Indeks resiliensi ini mempunyai potensi atau kemungkinan untuk dapat digunakan di seluruh dunia. Indeks resiliensi tersebut dibuat dengan referensi kondisi ideal terumbu karang di Indonesia. Perairan laut Indonesia merupakan salah satu kawasan dengan terumbu karang terbaik di dunia. Kawasan Raja Ampat dan Wakatobi, misalnya, memiliki keanekaragaman spesies karang yang lebih tinggi dibandingkan dengan di Papua New Guinea dan the Great Barrier Reef (Pet-Soede & Erdman 2003, 36). Veron (2002) juga memperkirakan bahwa seluruh wilayah Indonesia dan Filipina merupakan pusat keanekaragaman spesies karang tertinggi di dunia, dengan kisaran 500-564 spesies. Dengan asumsi bahwa referensi dari indeks resiliensi ini adalah terumbu karang yang terbaik di dunia, maka indeks tersebut semestinya dapat juga diaplikasikan di semua terumbu karang seluruh dunia. Walaupun demikian, spekulasi ini masih perlu dibuktikan dengan data dari negara-negara yang memiliki terumbu karang terbaik di wilayah tropis, terutama dari negara Filipina.

Jika indeks tersebut digunakan utuk membandingkan terumbu karang di perairan Karibia dengan di perairan Indo-Pasifik, misalnya, maka indeks resiliensi terumbu karang di kawasan Karibia akan jauh lebih kecil daripada yang di Indo- Pasifik. Tutupan karang umumnya kecil di kawasan Karibia, pada tahun 2001- 2005 tutupan karang di bawah 30% kecuali Teluk Mexico 58% (Schutte et al. 2010). Jumlah kelompok fungsional karang di kawasan ini juga lebih rendah daripada di Indo-Pasifik (Bellwood et al. 2004). Perbedaan kondisi terumbu karang ini menimbulkan pertanyaan tentang perlunya setiap kawasan menggunakan referensi indeks tersendiri. Perbandingan tingkat resiliensi terumbu karang antar kawasan membutuhkan referensi yang sama. Dengan menggunakan indeks resiliensi ini, yang disusun dengan referensi kondisi terumbu karang Indonesia, perbandingan antara kedua kawasan dengan kondisi lingkungan yang berbeda tersebut dapat dilakukan. Jika ternyata kedua kawasan memiliki pola perubahan temporal indeks yang berbeda, maka perlu dilakukan perbedaan di

dalam interpretasi indeks, sedangkan nilai indeks tetap dihitung menggunakan rumus atau terumbu karang acuan yang sama.

Penilaian resiliensi terumbu karang yang dilakukan dengan data transek garis, sebagaimana indeks resiliensi dalam disertasi ini, perlu dilengkapi dengan pengukuran faktor lingkungan. Kualitas perairan terumbu karang, misalnya, sudah dimasukkan ke dalam indeks melalui peubah kualitas habitat (CHQ).
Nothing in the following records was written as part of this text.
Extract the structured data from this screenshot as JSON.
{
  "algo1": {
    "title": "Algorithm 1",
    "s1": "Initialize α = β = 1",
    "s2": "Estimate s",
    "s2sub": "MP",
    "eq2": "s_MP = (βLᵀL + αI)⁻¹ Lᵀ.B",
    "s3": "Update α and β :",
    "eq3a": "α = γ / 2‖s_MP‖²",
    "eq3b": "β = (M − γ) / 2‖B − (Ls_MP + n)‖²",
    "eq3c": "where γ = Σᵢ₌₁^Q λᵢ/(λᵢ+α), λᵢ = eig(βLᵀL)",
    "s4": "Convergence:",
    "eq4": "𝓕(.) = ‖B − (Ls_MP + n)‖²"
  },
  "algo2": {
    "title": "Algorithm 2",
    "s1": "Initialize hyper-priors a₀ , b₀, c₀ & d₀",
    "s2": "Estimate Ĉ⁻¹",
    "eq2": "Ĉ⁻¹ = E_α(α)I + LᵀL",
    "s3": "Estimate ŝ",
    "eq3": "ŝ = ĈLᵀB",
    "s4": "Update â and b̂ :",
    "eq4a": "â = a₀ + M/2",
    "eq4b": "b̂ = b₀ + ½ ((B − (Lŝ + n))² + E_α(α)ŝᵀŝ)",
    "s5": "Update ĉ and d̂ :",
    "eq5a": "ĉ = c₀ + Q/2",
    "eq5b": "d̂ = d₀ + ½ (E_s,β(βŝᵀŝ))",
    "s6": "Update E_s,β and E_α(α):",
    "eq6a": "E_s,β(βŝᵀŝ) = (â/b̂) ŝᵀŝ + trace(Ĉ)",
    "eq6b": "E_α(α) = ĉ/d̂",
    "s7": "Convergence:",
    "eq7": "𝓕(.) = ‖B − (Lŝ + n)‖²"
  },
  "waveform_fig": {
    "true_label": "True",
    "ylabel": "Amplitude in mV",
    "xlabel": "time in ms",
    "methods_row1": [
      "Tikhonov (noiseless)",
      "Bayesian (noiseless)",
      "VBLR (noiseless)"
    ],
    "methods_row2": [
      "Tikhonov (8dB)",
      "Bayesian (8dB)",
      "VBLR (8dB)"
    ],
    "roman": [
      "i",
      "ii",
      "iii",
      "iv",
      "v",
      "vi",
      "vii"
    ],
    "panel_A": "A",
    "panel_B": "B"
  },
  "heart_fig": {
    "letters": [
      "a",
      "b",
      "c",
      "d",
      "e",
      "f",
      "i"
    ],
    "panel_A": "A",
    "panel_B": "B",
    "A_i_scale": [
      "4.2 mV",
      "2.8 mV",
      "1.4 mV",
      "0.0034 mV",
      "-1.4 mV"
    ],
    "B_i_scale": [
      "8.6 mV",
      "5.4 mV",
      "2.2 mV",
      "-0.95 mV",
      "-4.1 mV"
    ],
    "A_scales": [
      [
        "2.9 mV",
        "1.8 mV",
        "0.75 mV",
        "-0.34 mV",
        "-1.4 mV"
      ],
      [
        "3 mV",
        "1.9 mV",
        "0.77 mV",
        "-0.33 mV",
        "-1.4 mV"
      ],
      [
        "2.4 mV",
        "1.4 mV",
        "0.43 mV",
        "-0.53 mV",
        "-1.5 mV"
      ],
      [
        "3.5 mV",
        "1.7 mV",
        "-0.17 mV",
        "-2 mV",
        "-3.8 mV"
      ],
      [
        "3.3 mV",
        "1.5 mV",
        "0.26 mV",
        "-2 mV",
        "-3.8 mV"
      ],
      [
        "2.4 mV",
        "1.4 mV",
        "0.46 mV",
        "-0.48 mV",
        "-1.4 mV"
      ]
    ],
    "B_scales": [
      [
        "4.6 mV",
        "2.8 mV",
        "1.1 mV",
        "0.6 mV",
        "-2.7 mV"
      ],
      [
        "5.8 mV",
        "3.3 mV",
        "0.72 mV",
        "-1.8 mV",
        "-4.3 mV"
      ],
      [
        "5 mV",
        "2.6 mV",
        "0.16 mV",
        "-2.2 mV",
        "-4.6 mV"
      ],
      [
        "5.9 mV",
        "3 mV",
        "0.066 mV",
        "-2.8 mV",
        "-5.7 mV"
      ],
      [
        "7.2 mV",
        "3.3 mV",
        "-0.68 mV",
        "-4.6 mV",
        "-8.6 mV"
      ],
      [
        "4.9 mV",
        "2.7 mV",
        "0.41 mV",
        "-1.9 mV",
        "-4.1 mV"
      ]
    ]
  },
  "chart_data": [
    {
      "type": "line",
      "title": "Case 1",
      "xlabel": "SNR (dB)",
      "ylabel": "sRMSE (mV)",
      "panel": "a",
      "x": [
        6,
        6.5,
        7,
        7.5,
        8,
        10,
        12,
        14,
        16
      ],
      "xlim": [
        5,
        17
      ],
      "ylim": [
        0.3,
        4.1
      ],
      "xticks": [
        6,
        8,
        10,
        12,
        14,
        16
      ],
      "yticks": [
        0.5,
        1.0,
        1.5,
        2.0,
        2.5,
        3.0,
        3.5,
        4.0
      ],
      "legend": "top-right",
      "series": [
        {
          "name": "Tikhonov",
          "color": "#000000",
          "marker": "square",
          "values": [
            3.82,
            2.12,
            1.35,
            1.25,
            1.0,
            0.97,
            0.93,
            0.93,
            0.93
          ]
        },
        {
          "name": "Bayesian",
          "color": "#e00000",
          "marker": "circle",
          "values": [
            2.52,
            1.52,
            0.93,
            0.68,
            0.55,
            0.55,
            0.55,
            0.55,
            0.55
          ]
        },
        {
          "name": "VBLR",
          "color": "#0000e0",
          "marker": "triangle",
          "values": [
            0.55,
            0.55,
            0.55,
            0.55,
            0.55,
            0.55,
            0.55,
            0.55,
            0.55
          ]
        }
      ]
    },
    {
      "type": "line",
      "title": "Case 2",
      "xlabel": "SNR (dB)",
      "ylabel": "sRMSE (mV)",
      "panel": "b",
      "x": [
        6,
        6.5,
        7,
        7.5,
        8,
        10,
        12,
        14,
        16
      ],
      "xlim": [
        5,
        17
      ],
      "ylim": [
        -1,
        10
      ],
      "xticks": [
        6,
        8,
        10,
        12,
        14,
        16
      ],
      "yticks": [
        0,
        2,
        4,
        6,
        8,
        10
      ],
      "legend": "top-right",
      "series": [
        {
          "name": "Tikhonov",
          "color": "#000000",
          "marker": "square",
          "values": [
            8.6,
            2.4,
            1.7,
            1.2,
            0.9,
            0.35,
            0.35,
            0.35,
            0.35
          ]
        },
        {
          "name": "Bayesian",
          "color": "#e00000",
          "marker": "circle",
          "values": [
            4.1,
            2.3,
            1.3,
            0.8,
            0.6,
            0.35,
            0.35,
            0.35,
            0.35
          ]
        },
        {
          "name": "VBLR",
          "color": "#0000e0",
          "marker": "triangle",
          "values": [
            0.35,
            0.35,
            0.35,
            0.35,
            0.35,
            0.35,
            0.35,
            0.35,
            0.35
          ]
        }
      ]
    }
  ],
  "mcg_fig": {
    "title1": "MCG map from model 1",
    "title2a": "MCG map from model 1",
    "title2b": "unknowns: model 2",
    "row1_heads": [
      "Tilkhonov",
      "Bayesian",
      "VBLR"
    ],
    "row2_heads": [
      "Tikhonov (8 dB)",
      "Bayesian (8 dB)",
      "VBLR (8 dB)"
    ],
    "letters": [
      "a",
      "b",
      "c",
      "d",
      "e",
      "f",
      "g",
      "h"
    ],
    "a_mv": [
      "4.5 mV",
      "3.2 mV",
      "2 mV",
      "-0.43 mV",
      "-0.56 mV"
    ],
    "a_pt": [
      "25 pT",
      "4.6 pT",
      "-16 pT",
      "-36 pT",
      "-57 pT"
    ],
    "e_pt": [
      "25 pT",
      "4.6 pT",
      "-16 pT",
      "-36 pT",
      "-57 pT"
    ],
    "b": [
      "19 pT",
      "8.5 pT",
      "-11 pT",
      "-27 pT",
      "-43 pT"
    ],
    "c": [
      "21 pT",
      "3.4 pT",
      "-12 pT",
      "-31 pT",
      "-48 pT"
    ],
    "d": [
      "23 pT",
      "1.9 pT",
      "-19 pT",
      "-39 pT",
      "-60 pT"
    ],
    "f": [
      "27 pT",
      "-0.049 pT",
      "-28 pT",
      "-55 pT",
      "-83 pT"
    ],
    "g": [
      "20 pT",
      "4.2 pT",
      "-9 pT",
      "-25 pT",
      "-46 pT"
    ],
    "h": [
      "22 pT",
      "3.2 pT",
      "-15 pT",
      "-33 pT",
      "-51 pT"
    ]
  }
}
Kelimpahan karang Acropora dianggap mencerminkan perairan yang jernih dan jauh dari tekanan polusi daratan. Meskipun demikian, pengukuran kecerahan air yang menjadi bagian dari kualitas air masih perlu dilakukan, misalnya dengan alat sederhana seperti cakram Sechi. Pengukuran tersebut telah menjadi bagian dari pengukuran faktor lingkungan yang baku dalam penilaian kondisi terumbu karang (Engish et al. 1994). Pengukuran faktor lingkungan yang sama juga diperlukan dalam penilaian resiliensi terumbu karang.